The World Economic Forum’s (WEF) Top 10 Emerging Technologies of 2025 provides a timely lens into the innovations most likely to reshape industries in the coming decade. These technologies span healthcare, energy, biotechnology, digital trust, and environmental sustainability, all central to Vision 2030’s priorities.

At Aldar Audit Bureau, Grant Thornton, we believe the Kingdom is uniquely positioned to act not merely as a consumer of these technologies but as a testbed, producer, and exporter. With giga-projects, sovereign wealth funds, and regulatory modernisation already underway, Saudi Arabia can leapfrog traditional models and establish global  leadership in fields as diverse as clean energy, biotech, digital trust, and food security.

In this article, we examine the WEF’s ten highlighted technologies through a Saudi lens, exploring how they intersect with Vision 2030 and where Saudi Arabia can achieve global leadership. For each, we provide a Grant Thornton perspective on the fiscal, regulatory, and strategic enablers required to unlock their full potential.

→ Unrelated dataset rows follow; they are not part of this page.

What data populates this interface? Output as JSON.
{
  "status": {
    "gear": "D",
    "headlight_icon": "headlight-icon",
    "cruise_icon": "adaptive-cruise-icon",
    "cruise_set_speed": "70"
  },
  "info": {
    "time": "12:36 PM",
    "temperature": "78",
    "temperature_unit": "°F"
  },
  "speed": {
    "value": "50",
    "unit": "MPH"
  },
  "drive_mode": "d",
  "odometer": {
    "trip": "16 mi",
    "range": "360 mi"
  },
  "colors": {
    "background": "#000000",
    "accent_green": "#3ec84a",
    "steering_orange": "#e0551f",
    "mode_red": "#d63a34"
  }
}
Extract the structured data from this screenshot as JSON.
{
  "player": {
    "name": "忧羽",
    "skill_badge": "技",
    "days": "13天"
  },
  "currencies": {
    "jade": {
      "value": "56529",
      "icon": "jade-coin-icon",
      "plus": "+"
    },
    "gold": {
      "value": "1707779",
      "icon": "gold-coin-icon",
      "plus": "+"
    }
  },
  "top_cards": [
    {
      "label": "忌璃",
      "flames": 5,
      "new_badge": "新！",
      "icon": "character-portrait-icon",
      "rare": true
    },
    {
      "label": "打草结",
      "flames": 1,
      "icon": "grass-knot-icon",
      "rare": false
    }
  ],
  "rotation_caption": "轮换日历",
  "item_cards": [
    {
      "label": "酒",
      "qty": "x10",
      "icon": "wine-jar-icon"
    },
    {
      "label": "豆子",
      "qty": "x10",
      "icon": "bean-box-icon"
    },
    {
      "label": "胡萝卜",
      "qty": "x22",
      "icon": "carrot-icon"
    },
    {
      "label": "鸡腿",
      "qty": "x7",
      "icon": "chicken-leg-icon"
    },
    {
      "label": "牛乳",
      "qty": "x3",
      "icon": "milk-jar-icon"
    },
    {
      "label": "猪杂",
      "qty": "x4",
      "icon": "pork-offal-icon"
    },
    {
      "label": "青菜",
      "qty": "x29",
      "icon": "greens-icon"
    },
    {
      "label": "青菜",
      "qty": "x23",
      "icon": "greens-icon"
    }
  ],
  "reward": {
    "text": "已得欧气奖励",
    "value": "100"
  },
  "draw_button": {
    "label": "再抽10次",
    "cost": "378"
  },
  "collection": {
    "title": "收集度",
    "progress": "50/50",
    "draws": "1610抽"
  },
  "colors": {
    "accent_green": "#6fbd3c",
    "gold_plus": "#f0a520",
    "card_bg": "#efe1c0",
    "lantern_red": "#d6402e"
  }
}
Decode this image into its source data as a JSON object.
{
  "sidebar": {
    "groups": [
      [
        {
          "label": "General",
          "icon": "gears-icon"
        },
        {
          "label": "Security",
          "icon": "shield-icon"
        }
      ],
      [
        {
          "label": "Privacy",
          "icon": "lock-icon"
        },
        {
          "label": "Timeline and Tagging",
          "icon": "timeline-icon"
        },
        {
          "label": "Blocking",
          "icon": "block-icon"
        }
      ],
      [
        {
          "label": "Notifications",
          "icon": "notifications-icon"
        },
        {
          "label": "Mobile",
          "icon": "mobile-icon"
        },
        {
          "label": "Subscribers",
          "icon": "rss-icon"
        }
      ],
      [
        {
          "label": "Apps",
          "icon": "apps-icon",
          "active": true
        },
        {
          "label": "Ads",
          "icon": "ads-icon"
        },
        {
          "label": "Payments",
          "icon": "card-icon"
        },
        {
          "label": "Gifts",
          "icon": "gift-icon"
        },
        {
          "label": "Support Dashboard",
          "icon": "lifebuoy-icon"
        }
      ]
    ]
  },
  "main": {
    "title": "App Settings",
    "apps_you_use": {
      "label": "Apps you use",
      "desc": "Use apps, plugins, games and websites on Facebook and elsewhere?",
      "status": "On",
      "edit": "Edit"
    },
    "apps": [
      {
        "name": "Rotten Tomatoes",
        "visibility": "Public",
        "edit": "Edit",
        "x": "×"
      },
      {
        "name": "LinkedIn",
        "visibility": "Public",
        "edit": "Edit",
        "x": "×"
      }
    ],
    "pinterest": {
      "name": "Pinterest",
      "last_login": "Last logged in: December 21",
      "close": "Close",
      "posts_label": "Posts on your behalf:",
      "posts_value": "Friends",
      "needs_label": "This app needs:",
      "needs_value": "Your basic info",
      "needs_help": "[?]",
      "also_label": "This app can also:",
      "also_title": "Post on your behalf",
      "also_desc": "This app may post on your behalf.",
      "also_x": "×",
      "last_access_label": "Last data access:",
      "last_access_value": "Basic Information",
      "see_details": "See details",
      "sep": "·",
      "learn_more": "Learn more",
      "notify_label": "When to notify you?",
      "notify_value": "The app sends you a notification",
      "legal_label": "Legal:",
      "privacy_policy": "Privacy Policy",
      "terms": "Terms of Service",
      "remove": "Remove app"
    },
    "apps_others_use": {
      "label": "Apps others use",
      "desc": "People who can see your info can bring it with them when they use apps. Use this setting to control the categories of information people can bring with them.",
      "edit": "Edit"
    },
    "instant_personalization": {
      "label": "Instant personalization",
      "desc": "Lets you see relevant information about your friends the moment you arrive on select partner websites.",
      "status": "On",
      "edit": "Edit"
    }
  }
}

Chapter 1: The Energy & Infrastructure Frontier 

Structural Battery Composites (SBCs): Powering Transport and Beyond

The WEF’s Top 10 Emerging Technologies of 2025 highlights structural battery composites as a breakthrough in materials science, integrating energy storage directly into structural components. These “massless” batteries could transform transport and aerospace, enabling lighter, more efficient vehicles and aircraft. The WEF notes both the promise of systemic energy efficiency gains and the challenges of safety standards, recycling, and regulatory frameworks. This is not just a product innovation; it signals a rethinking of how infrastructure and mobility are designed worldwide. 
 
For Saudi Arabia, this technology has clear relevance. The Kingdom’s investments in electric mobility, sustainable aviation, and giga-project construction provide ideal testbeds. NEOM’s green hydrogen-powered transport systems and the localisation of EV manufacturing through partnerships with global automakers create fertile ground for SBC deployment. In aerospace, Riyadh’s ambitions to develop aviation hubs align with the efficiency gains SBCs could bring a 10% reduction in vehicle weight can increase EV range by up to 70%. 
 
The value of SBCs for Saudi Arabia is not in incremental efficiency gains but in the strategic reconfiguration of entire supply chains. If the Kingdom embeds this technology into its EV and aerospace ambitions early, it can reposition itself from being a downstream assembler to a critical node in the global materials economy.  
 
The challenge lies in governance, ensuring safety standards, testing protocols, and certification regimes match those of the FAA or EASA, otherwise Saudi products will remain confined to domestic use. Policymakers will need to balance industrial policy with credibility in global regulation, a delicate act where transparent oversight matters as much as industrial capacity. 
 
Osmotic Power Systems: Turning Water into Energy

According to the WEF, osmotic power systems drawing energy from salinity gradients could provide nearly a fifth of global electricity needs if deployed at scale. They are particularly compelling because of their steady output, unlike intermittent solar and wind. Early commercial pilots in France, Denmark, and Japan demonstrate feasibility, but costs and technical hurdles remain. Globally, osmotic power is seen as both a renewable energy innovation and a pathway to integrated water–energy systems. 
 
With one of the world’s largest desalination footprints, Saudi Arabia faces high energy demands for water security. Osmotic power, generating electricity from salinity differences, offers the Kingdom an opportunity to transform a cost centre into a value creator. 
 
Imagine Red Sea desalination plants not only producing fresh water but also generating renewable power from saline effluent. In industrial clusters, osmotic systems could complement solar and wind energy, stabilising supply in energy-intensive sectors like petrochemicals and mining. 
 
The Kingdom already invests billions in desalination. Turning that infrastructure into a dual-purpose asset producing both fresh water and renewable energy could shift the economics of water security entirely. The risk is that osmotic power remains commercially immature. The Saudi approach should not be to pursue standalone megaprojects, but to treat osmotic pilots as adjacent experiments within existing desalination clusters, reducing cost exposure while accelerating learnin. 
 
The strategic play is to create an ecosystem where water becomes a platform, not a cost centre, generating power, recovering minerals, and advancing circular economy leadership. This requires early engagement with regulators and financiers to create frameworks where failure of pilot projects is tolerated as part of long-term capability building. 
 
GLP-1 therapies demonstrate how repurposed science can address demographic and social resilience challenges. 
 
Advanced Nuclear Technologies: A Role for Small modular Reactors (SMRs)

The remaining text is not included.